[erlang-questions] Leex scanners and default token matching

Sat Jun 30 13:47:00 CEST 2012

Well the 'solution' is probably as simple as filtering them out - not quite as onerous as I'd imagined once I realised that any character that isn't single quoted falls into a pretty small range. An extra macro:

ILLEGAL = ([^\s\w=><*/])

and then an extra Rule:

{ILLEGAL}+          : {error, "Illegal Character(s): " ++ TokenChars}. 

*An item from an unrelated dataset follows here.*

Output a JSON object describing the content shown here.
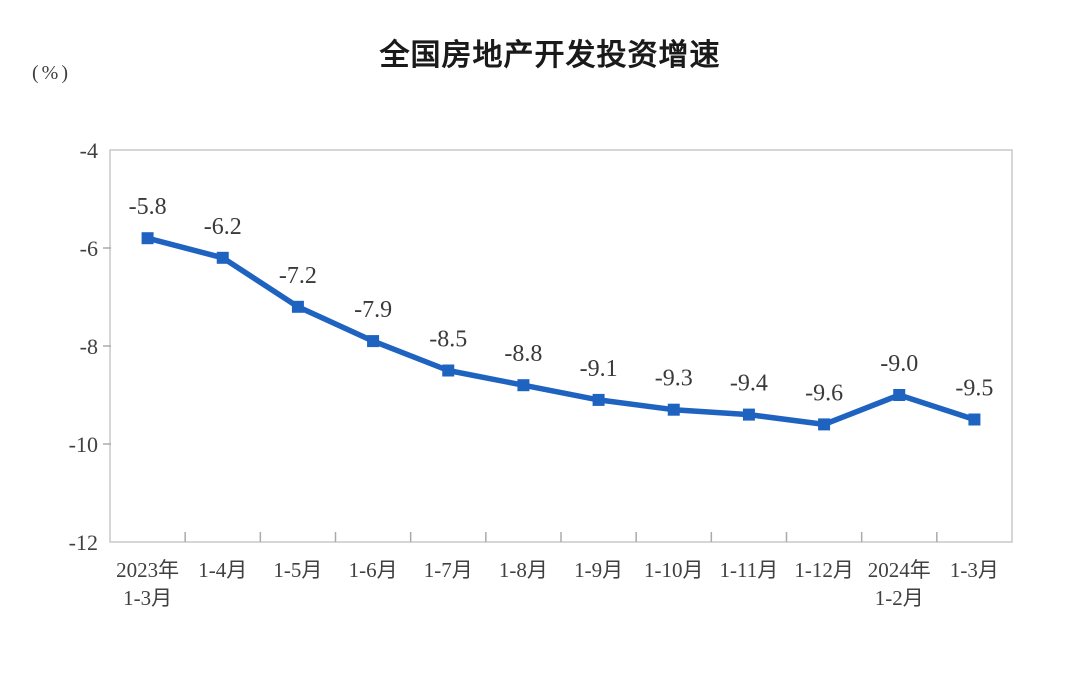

Still, it should be documented that Leex *can* produce a scanner that is non-terminating. Even though there's nothing to say that it shouldn't, whilst the Yecc documentation explains something about the implementation that helps you understand how it works (LALR-1) there is nothing in the leex docs to suggest that I should *beware* of this. Luckily I decided to randomly generate input strings using PropEr and quickly came across the issue in my implementation.

What do other think about this? Should there be a caution in the documentation explaining this potential situation?

On 30 Jun 2012, at 12:31, Tim Watson wrote:

> Hi all,
> 
> I've got a simple Leex scanner, which appears to go into a non-terminating state for certain inputs, consuming 100% CPU and quickly eating up all available memory. I found this *very* surprising - should the generated scanner really be able to get itself into this state? Is there some way for me to provide a default rule that will execute if no other regex matches, so I can return {error, Reason} for this??? 
> 
> Below is a copy of the xrl file - running scanner:string("aa = !") will cause it to hang. Am I missing some obvious way of preventing this?
> 
> Definitions.
> COMMA   = [,]
> PARENS  = [\(\)]
> L       = [A-Za-z_\$]
> D       = [0-9-]
> F       = (\+|-)?[0-9]+\.[0-9]+((E|e)(\+|-)?[0-9]+)?
> HEX     = 0x[0-9]+
> WS      = ([\000-\s]|%.*)
> S       = ({COMMA}|{PARENS})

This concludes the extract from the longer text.